The Medicare Fraud Strike Force is a multi-agency team of United States federal, state, and local investigators who combat Medicare fraud through data analysis and increased community policing. Launched in 2007, the Strike Force is coordinated by the United States Department of Justice and the Department of Health and Human Services. It combines the data-analysis capabilities of the Centers for Medicare and Medicaid Services, the investigative resources of the FBI, and the prosecutorial resources of the Department of Justice and the U.S. Attorneys' Offices.
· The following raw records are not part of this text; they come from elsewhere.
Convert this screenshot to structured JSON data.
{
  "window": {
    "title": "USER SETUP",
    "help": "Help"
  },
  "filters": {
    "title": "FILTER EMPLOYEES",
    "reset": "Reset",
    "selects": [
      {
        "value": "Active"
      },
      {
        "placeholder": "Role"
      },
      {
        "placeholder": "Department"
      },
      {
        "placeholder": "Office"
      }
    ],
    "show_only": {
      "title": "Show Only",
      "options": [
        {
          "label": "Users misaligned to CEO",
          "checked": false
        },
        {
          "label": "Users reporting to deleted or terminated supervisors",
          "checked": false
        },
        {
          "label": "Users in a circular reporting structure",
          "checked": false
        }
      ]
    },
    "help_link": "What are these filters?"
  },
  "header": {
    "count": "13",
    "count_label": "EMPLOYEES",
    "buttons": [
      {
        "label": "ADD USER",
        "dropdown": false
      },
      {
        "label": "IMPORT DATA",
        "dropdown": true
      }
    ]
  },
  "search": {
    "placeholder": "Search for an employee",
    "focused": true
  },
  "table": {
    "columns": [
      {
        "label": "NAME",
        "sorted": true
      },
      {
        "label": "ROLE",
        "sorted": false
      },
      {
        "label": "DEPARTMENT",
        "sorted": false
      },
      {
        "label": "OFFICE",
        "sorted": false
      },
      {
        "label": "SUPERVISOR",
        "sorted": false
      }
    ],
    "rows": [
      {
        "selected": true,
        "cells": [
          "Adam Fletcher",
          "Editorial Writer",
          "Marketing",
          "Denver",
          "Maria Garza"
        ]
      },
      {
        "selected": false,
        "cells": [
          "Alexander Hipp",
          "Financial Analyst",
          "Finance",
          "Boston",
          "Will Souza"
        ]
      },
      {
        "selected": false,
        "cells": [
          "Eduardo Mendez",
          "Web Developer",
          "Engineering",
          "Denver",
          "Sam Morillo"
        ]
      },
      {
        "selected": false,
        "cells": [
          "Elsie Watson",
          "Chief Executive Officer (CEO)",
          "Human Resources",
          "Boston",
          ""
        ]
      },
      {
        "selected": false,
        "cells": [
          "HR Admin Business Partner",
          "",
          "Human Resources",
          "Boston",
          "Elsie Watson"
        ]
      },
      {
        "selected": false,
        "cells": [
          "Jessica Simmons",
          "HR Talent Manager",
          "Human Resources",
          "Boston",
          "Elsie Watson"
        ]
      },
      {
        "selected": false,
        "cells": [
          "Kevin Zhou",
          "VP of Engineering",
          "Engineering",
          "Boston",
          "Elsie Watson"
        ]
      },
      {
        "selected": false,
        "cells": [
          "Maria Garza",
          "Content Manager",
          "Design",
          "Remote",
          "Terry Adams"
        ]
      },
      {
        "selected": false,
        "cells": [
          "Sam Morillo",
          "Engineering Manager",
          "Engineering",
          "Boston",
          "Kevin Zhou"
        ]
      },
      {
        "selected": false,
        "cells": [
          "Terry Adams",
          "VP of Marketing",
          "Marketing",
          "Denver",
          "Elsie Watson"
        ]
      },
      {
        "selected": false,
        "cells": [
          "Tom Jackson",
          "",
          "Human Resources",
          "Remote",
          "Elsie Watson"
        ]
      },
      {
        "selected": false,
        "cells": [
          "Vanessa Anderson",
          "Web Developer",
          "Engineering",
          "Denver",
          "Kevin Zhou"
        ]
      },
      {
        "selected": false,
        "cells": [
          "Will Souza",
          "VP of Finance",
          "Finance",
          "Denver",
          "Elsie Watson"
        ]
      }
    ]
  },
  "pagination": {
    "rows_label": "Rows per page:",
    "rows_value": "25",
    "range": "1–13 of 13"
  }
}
The Strike Force operates out of Baton Rouge, Brooklyn, Chicago, Dallas, Detroit, Houston, Los Angeles, Miami, and Tampa Bay. As of May 2013, the Strike Force has charged more than 1,500 people for false billings of more than $5 billion.

== Cases ==
Some cases investigated by the Strike Force include the following:
- In June 2015, more than 240 individuals—including doctors, nurses, and other licensed professionals—were arrested for their alleged participation in Medicare fraud schemes involving approximately $712 million in false billings.
- In August 2015, a fake hospice nurse who treated more than 200 patients was sentenced to four years in prison.
- In September 2015, a psychiatrist in Houston was convicted in a fraud scheme amounting to $158 million in a federal criminal trial in Houston, Texas.
- In September 2016, two psychologists were convicted of health-care fraud, having participated in a $25-million scheme that administered repeated and medically unnecessary tests to nursing-home residents in Mississippi, Louisiana, Florida, and Alabama.
- In July 2017, Federal officials announced charges against more than 400 individuals—including doctors, nurses, and licensed medical professionals—for their roles in fraud schemes involving about $1.3 billion in false Medicare billings.
- In April 2019, Federal officials broke up a scam involving orthopedic braces and other durable medical equipment marketed through telemarketing, which doctors would then prescribe to patients regardless of whether they actually needed them. The scam was estimated to have cost Medicare over $1.2 billion. Twenty-four individuals were arrested in six states in connection with the scam.